Retagging versions, especially for a repository without any form of author verification (e.g. PGP signed tags and commits) breaks the reproducible build effort and trust in a given upstream (e.g. a developer could have been hacked, added malicious code and retagged a version) while introducing unnecessary bug reporting overhead for downstreams.

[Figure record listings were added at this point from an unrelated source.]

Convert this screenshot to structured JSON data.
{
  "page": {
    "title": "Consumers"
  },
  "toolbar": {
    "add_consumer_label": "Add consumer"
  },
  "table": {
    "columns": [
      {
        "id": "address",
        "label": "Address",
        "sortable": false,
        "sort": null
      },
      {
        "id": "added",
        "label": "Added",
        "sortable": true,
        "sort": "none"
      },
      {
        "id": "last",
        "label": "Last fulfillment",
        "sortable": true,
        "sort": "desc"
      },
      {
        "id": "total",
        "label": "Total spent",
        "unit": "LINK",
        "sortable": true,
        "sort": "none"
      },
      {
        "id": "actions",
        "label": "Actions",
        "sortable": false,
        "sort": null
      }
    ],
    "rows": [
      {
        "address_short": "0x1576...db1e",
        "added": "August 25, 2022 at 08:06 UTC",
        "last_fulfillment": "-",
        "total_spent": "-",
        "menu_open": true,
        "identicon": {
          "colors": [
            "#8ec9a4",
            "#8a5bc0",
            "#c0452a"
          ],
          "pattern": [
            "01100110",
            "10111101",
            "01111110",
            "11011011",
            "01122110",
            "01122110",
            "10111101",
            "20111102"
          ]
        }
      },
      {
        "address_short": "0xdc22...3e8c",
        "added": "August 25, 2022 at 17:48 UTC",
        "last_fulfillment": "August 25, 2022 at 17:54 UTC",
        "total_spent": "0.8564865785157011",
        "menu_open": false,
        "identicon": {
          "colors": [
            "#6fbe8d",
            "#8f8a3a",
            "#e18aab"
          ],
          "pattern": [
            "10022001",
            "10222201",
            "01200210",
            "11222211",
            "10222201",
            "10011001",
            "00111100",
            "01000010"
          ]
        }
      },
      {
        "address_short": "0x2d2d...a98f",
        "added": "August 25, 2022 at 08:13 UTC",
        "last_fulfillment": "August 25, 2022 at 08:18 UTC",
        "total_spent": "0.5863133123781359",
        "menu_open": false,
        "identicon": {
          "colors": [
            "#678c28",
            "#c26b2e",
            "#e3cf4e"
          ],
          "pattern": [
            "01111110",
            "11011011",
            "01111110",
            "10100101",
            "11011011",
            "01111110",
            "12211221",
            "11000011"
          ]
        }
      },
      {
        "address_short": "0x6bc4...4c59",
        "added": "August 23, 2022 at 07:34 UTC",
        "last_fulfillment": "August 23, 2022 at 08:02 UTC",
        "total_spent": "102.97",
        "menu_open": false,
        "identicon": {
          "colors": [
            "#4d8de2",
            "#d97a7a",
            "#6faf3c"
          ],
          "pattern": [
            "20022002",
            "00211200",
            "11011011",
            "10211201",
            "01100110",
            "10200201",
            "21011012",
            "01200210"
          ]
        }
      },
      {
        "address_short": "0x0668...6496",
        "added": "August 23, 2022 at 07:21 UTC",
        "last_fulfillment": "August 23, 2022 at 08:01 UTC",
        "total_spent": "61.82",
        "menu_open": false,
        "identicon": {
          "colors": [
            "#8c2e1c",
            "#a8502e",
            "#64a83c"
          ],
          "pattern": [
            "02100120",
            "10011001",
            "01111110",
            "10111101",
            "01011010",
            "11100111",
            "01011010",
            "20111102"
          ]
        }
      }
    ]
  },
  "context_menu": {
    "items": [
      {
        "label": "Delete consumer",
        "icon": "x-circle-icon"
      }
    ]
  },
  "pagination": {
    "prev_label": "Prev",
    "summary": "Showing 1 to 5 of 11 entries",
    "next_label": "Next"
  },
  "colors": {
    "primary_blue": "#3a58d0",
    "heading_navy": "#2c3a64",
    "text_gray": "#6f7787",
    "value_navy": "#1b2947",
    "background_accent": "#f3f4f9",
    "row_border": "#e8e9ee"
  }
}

SteveDaulton commented 4 years ago

Unfortunately, when Audacity 2.3.3 was released, the wrong commit was tagged. The tag pointed to the final 2.3.3 alpha (commit eb2161), rather than the first 2.3.3 release (commit 008d8d8). This was spotted a few days later and corrected. As you will see from the build information (Audacity "Help menu > About Audacity") you will see that commit eb2161 is NOT a release version. Apologies for the confusion.

tadywankenobi commented 4 years ago

I'm getting an Cloudflare 1020 error when trying to access the audacity website, would it have anything to do with this release?

JamesCrook commented 4 years ago

Nope, the Cloudflare 1020 error does not have anything to do with this release.